5% - Demonstrating the ability to write a two-level nested "for" loop in Java.

95% - Getting your mind back into the mode of undergraduate algebra, and deciphering this ridiciously contrived number series.

For this website to have any meaningful value at all, that emphasis should really be the reverse.

cjones88 + 0 comments Agreed.

grumpy_riddle + 1 comment as you will find, programming has to do A LOT with math; but they gave to you all the tools to complete it, the key is to start thinking like a computer and do the calculations; because programming = calculations.

prt397 + 0 comments Agreed with you

aratan + 2 comments Maths is key of software developement. U must have knowledge of this.

steveperkins + 0 comments Number one... I've been a professional software developer for over 20 years. I assure you that number series puzzles will be irrelevant to the work that 99%+ of you will ever do.

Number two... written communication is key to a software development career. Therefore, should this site design programming exercises whose

*primary*challenge is teaching you how to spell properly?Of course not. The primary purpose of this exercise at this point in the series is to develop or demonstrate mastery of two-level nested loops. Extraneous material that renders this primary purpose secondary only weakens the effectiveness of this exercise.

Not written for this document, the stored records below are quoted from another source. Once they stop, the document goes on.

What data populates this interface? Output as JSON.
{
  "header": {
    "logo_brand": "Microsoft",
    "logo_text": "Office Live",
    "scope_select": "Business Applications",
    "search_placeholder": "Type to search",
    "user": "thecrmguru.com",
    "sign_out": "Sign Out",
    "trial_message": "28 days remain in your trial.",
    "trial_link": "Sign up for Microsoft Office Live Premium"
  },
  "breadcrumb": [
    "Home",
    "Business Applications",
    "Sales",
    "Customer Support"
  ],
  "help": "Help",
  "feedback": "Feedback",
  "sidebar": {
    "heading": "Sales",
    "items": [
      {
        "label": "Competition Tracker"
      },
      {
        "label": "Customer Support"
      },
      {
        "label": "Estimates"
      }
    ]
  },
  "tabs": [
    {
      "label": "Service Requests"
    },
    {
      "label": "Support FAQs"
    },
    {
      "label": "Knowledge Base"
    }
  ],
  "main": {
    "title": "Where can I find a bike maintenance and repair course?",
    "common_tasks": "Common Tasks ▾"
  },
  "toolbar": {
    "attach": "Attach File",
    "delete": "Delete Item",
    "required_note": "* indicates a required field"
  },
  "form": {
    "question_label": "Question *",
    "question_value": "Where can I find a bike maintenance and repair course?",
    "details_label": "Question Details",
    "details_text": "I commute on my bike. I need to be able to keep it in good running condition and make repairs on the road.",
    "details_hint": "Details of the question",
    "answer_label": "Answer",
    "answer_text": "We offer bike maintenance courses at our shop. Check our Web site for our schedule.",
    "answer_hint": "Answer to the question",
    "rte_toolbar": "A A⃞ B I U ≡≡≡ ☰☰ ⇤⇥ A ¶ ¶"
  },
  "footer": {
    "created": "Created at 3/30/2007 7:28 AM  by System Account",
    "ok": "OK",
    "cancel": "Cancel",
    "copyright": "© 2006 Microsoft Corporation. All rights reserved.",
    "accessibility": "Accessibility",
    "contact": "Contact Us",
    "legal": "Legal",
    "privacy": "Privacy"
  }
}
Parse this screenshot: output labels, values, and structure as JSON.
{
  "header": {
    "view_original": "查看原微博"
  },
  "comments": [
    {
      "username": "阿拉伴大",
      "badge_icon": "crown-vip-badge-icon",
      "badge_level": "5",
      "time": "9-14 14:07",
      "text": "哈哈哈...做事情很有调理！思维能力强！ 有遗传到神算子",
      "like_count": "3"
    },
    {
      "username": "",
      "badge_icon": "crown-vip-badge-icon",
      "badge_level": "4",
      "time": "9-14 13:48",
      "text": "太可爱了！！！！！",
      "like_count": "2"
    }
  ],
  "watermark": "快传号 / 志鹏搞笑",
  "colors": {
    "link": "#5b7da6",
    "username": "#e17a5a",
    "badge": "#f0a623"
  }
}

mysidia + 0 comments There is math involved for sure, But real-world programming rarely or Never involves a task like the one described in the highly-contrived problem.

Anyways: A simple rule should be observed.... If you want to write a math problem, your own math and use of mathematical language should be written as a Clear, and sensical question using conventional language and notation.

Although the main contention with this problem is that the language is a bad explanation of what answers are to be provided by the solution.

The authors printed some formulae in the description but used an informal approach. They also used the word "series" incorrectly.

"print the series corresponding to the given a, b, and n values as a single line of n space-separated integers."

Since a series is by definition "An Infinite sum", "Printing a series as a sequence of integers" is nonsensical.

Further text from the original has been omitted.